According to the yeast growth rescue experiment, the test compounds likely inhibited the pathway for sterol biosynthesis (9, 15). The addition of ergosterol to C. glabrata CBS 138 resulted in a recovery of growth at a level below that of the control (without treatment with an inhibitor), while its addition to C. glabrata 43 led to growth that surpassed the control level. This behavior can be explained by what is observed in the fluconazole-resistant C. glabrata strains, in which the consumption and metabolism of sterols might be affected by mutations in the ERG11 gene.
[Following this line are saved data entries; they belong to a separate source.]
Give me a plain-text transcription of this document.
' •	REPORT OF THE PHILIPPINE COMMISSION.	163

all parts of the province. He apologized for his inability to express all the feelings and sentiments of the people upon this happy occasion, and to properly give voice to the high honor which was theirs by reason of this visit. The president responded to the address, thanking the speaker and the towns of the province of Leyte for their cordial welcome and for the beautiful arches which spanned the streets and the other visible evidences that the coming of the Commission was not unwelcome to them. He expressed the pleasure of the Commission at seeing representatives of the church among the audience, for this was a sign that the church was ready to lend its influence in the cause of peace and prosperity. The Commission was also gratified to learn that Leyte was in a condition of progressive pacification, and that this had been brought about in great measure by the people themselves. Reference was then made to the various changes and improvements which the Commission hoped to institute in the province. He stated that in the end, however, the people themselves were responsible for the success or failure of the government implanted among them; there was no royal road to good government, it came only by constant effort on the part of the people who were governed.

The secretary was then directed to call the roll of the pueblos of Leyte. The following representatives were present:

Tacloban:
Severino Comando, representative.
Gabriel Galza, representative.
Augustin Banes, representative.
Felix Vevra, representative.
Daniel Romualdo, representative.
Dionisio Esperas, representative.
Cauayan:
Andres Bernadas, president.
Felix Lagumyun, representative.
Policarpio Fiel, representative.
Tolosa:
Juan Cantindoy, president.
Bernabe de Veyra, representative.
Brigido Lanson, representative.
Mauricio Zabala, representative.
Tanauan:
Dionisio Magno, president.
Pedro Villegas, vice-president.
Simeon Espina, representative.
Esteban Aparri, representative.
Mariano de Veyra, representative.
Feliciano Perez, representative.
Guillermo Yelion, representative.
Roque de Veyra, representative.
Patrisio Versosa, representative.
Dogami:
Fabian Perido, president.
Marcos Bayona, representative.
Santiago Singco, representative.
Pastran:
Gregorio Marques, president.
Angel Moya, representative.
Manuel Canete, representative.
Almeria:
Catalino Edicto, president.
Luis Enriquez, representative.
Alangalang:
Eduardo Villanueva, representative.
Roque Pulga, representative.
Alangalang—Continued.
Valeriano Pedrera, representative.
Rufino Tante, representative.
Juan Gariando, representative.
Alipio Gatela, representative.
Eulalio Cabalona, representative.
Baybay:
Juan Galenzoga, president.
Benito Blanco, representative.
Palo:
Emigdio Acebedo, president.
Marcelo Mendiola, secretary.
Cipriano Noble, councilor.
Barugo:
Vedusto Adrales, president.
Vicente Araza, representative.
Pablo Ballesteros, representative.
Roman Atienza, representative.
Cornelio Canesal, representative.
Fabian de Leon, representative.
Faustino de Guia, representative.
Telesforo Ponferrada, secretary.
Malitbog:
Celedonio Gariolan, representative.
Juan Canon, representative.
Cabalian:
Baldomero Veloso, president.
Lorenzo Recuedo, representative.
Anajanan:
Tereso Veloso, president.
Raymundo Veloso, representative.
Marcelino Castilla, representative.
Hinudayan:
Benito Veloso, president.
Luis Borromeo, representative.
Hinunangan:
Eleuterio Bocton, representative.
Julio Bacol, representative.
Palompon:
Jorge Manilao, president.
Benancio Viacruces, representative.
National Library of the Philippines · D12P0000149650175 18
Moreover, the exposure of susceptible C. glabrata strains to fluconazole (an inhibitor of ergosterol synthesis) causes a coordinated action between the consumption and production of ergosterol. Hence, the present test compounds probably inhibit the pathway for sterol biosynthesis, as fluconazole does (21, 22).
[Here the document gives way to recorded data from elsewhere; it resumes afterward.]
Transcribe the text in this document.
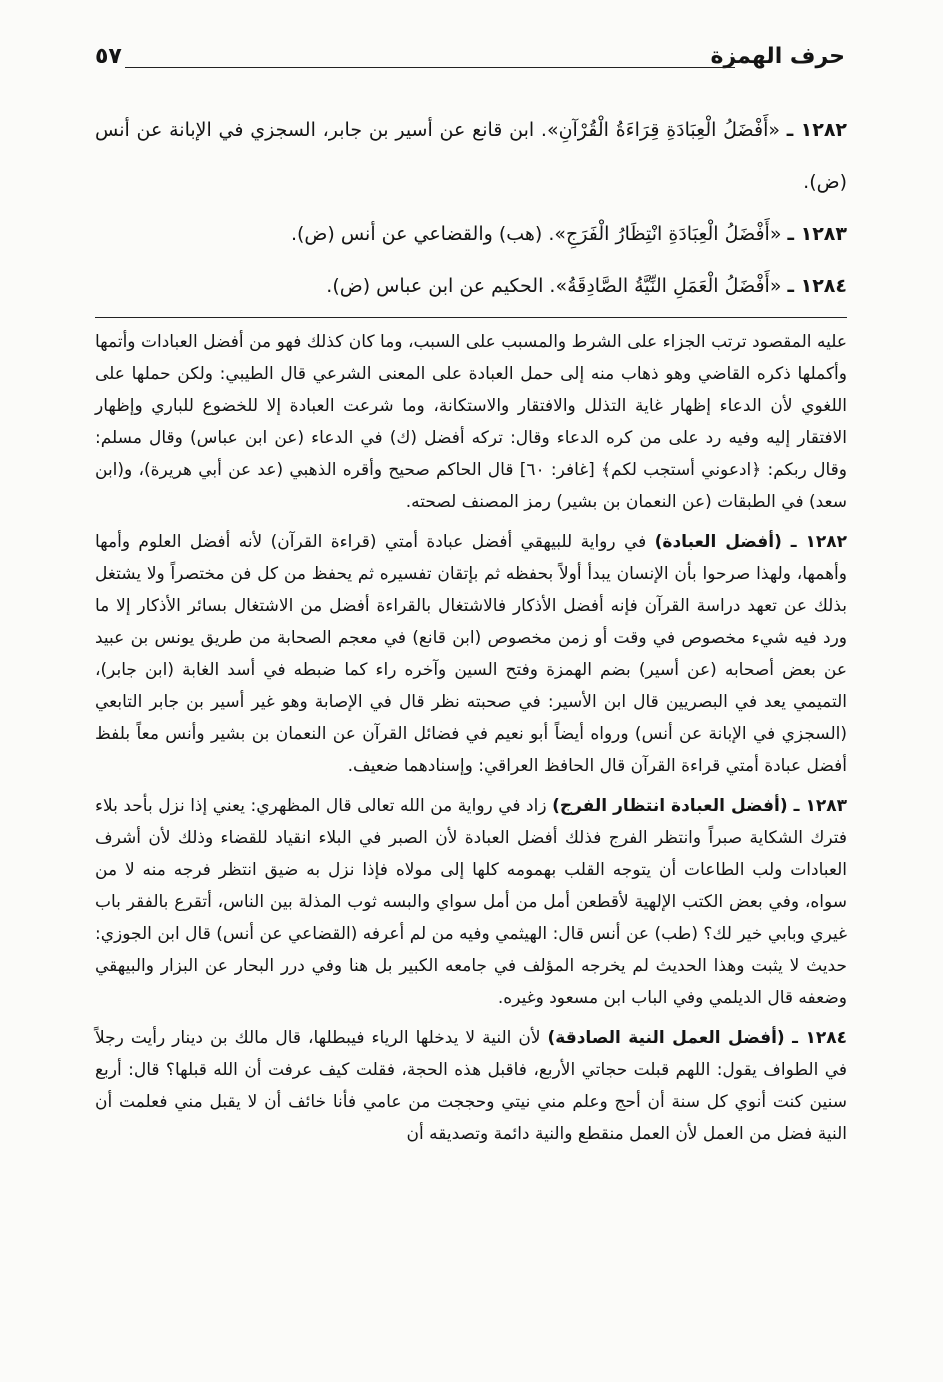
حرف الهمزة
٥٧

١٢٨٢ ـ «أَفْضَلُ الْعِبَادَةِ قِرَاءَةُ الْقُرْآنِ». ابن قانع عن أسير بن جابر، السجزي في الإبانة عن أنس (ض).

١٢٨٣ ـ «أَفْضَلُ الْعِبَادَةِ انْتِظَارُ الْفَرَجِ». (هب) والقضاعي عن أنس (ض).

١٢٨٤ ـ «أَفْضَلُ الْعَمَلِ النِّيَّةُ الصَّادِقَةُ». الحكيم عن ابن عباس (ض).

عليه المقصود ترتب الجزاء على الشرط والمسبب على السبب، وما كان كذلك فهو من أفضل العبادات وأتمها وأكملها ذكره القاضي وهو ذهاب منه إلى حمل العبادة على المعنى الشرعي قال الطيبي: ولكن حملها على اللغوي لأن الدعاء إظهار غاية التذلل والافتقار والاستكانة، وما شرعت العبادة إلا للخضوع للباري وإظهار الافتقار إليه وفيه رد على من كره الدعاء وقال: تركه أفضل (ك) في الدعاء (عن ابن عباس) وقال مسلم: وقال ربكم: ﴿ادعوني أستجب لكم﴾ [غافر: ٦٠] قال الحاكم صحيح وأقره الذهبي (عد عن أبي هريرة)، و(ابن سعد) في الطبقات (عن النعمان بن بشير) رمز المصنف لصحته.

١٢٨٢ ـ (أفضل العبادة) في رواية للبيهقي أفضل عبادة أمتي (قراءة القرآن) لأنه أفضل العلوم وأمها وأهمها، ولهذا صرحوا بأن الإنسان يبدأ أولاً بحفظه ثم بإتقان تفسيره ثم يحفظ من كل فن مختصراً ولا يشتغل بذلك عن تعهد دراسة القرآن فإنه أفضل الأذكار فالاشتغال بالقراءة أفضل من الاشتغال بسائر الأذكار إلا ما ورد فيه شيء مخصوص في وقت أو زمن مخصوص (ابن قانع) في معجم الصحابة من طريق يونس بن عبيد عن بعض أصحابه (عن أسير) بضم الهمزة وفتح السين وآخره راء كما ضبطه في أسد الغابة (ابن جابر)، التميمي يعد في البصريين قال ابن الأسير: في صحبته نظر قال في الإصابة وهو غير أسير بن جابر التابعي (السجزي في الإبانة عن أنس) ورواه أيضاً أبو نعيم في فضائل القرآن عن النعمان بن بشير وأنس معاً بلفظ أفضل عبادة أمتي قراءة القرآن قال الحافظ العراقي: وإسنادهما ضعيف.

١٢٨٣ ـ (أفضل العبادة انتظار الفرج) زاد في رواية من الله تعالى قال المظهري: يعني إذا نزل بأحد بلاء فترك الشكاية صبراً وانتظر الفرج فذلك أفضل العبادة لأن الصبر في البلاء انقياد للقضاء وذلك لأن أشرف العبادات ولب الطاعات أن يتوجه القلب بهمومه كلها إلى مولاه فإذا نزل به ضيق انتظر فرجه منه لا من سواه، وفي بعض الكتب الإلهية لأقطعن أمل من أمل سواي والبسه ثوب المذلة بين الناس، أتقرع بالفقر باب غيري وبابي خير لك؟ (طب) عن أنس قال: الهيثمي وفيه من لم أعرفه (القضاعي عن أنس) قال ابن الجوزي: حديث لا يثبت وهذا الحديث لم يخرجه المؤلف في جامعه الكبير بل هنا وفي درر البحار عن البزار والبيهقي وضعفه قال الديلمي وفي الباب ابن مسعود وغيره.

١٢٨٤ ـ (أفضل العمل النية الصادقة) لأن النية لا يدخلها الرياء فيبطلها، قال مالك بن دينار رأيت رجلاً في الطواف يقول: اللهم قبلت حجاتي الأربع، فاقبل هذه الحجة، فقلت كيف عرفت أن الله قبلها؟ قال: أربع سنين كنت أنوي كل سنة أن أحج وعلم مني نيتي وحججت من عامي فأنا خائف أن لا يقبل مني فعلمت أن النية فضل من العمل لأن العمل منقطع والنية دائمة وتصديقه أن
Ergosterol is an essential sterol of yeast cell membranes, and deficiencies in sterol biosynthesis cause pleiotropic defects as an adaption to stress. A study was carried out on role of fluconazole in the expression of genes involved in ergosterol synthesis (e.g., ERG2, ERG3, ERG4, ERG10, and ERG11) and of other genes participating in the regulation of sterol metabolism in fungi. It was concluded that sterol biosynthesis and sterol metabolism act in a coordinated and collaborative manner to support growth and mediate resistance in C. glabrata. This takes place through gene expression dynamics in response to azole treatment and other environmental challenges (22). There are as yet no reports, to our knowledge, on the pleiotropic role played by statins or other compounds that act by inhibiting the HMGR enzyme of C. glabrata or other fungi. Hence, it would be worthwhile to study the effect of inhibitors of HMGR in C. glabrata on the expression of genes involved in resistance to such antifungal agents.
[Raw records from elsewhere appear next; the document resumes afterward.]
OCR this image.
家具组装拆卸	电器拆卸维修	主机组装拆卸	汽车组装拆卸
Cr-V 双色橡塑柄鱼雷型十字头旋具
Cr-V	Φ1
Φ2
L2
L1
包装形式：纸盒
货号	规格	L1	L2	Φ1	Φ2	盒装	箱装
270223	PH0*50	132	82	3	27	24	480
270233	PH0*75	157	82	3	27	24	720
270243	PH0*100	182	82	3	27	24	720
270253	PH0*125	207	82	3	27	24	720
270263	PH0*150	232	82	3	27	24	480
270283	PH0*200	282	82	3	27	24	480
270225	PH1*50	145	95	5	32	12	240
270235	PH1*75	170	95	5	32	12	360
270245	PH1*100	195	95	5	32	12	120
Since 1c and 5b inhibited ergosterol synthesis, they may reduce the activity of the CgHMGR enzyme (15). A better inhibition of the production of ergosterol was found in both strains of C. glabrata for 1c than in its control (α-asarone) or 5b. Of these three compounds, 1c had the lowest IC50. Previous publications have documented the capability of simvastatin, α-asarone, and derivatives of the latter to inhibit recombinant CgHMGR (8, 9).

A correlation has been detected in C. albicans strains between their sensitivity to azoles and their total ergosterol concentration (23). Therefore, it was important to demonstrate that the test compounds were capable of inhibiting the synthesis of ergosterol in both strains of C. glabrata (the fluconazole-susceptible and -resistant strains).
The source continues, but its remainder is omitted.